Monsieur [Y] [R] et Madame [M] [D], partie perdante, supporteront la charge des dépens de la présente instance.
Il serait inéquitable de laisser à la charge du demandeur les frais exposés par lui dans le cadre de la présente instance et non compris dans les dépens. Faisant application des dispositions de l’article 700 du code de procédure civile, il convient d’allouer au syndicat des copropriétaires une somme de 800 euros au titre des frais non compris dans les dépens qu’il a dû exposer pour faire valoir ses droits et assurer sa défense.

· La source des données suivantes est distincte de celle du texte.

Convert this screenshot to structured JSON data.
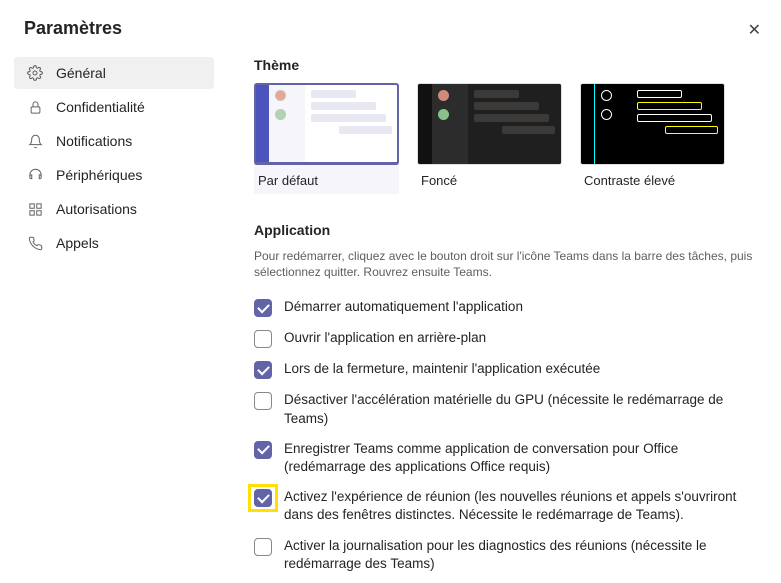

Conformément à l’article 514 du code de procédure civile, le présent jugement est assorti de l’exécution provisoire de droit, sans qu’il y ait lieu de le rappeler au dispositif de la décision.
PAR CES MOTIFS,
Le tribunal,
— Condamne à proportion de leur quote-part dans l’indivision Monsieur [Y] [R] et Madame [M] [D] à payer au syndicat des copropriétaires de l’ensemble immobilier situé [Adresse 3] (93) les sommes de :
-6 811,62 euros au titre des appels de charges et fonds de travaux, appel du 1er juillet 2024 inclus, avec intérêts au taux légal à compter du 7 septembre 2023
-40 euros au titre de l’article 10-1 de la loi du 10 juillet 1965 modifiée par l’ordonnance n°2019-1101 du 30 octobre 2019, avec intérêts au taux légal à compter du 7 septembre 2023
— Ordonne la capitalisation des intérêts échus pour une année entière
— Déboute le syndicat des copropriétaires de l’ensemble immobilier situé [Adresse 3] (93) de sa demande en paiement de dommages et intérêts pour résistance abusive,
— Condamne Monsieur [Y] [R] et Madame [M] [D] aux dépens de l’instance,
— Condamne Monsieur [Y] [R] et Madame [M] [D] à payer au syndicat des copropriétaires de l’ensemble immobilier situé [Adresse 3] (93) la somme de 800 euros au titre des dispositions de l’article 700 du code de procédure civile.
Fait au Palais de Justice, le 13 janvier 2025
La minute de la présente décision a été signée par Madame Aliénor CORON, Juge, assistée de Madame Zahra AIT, greffière.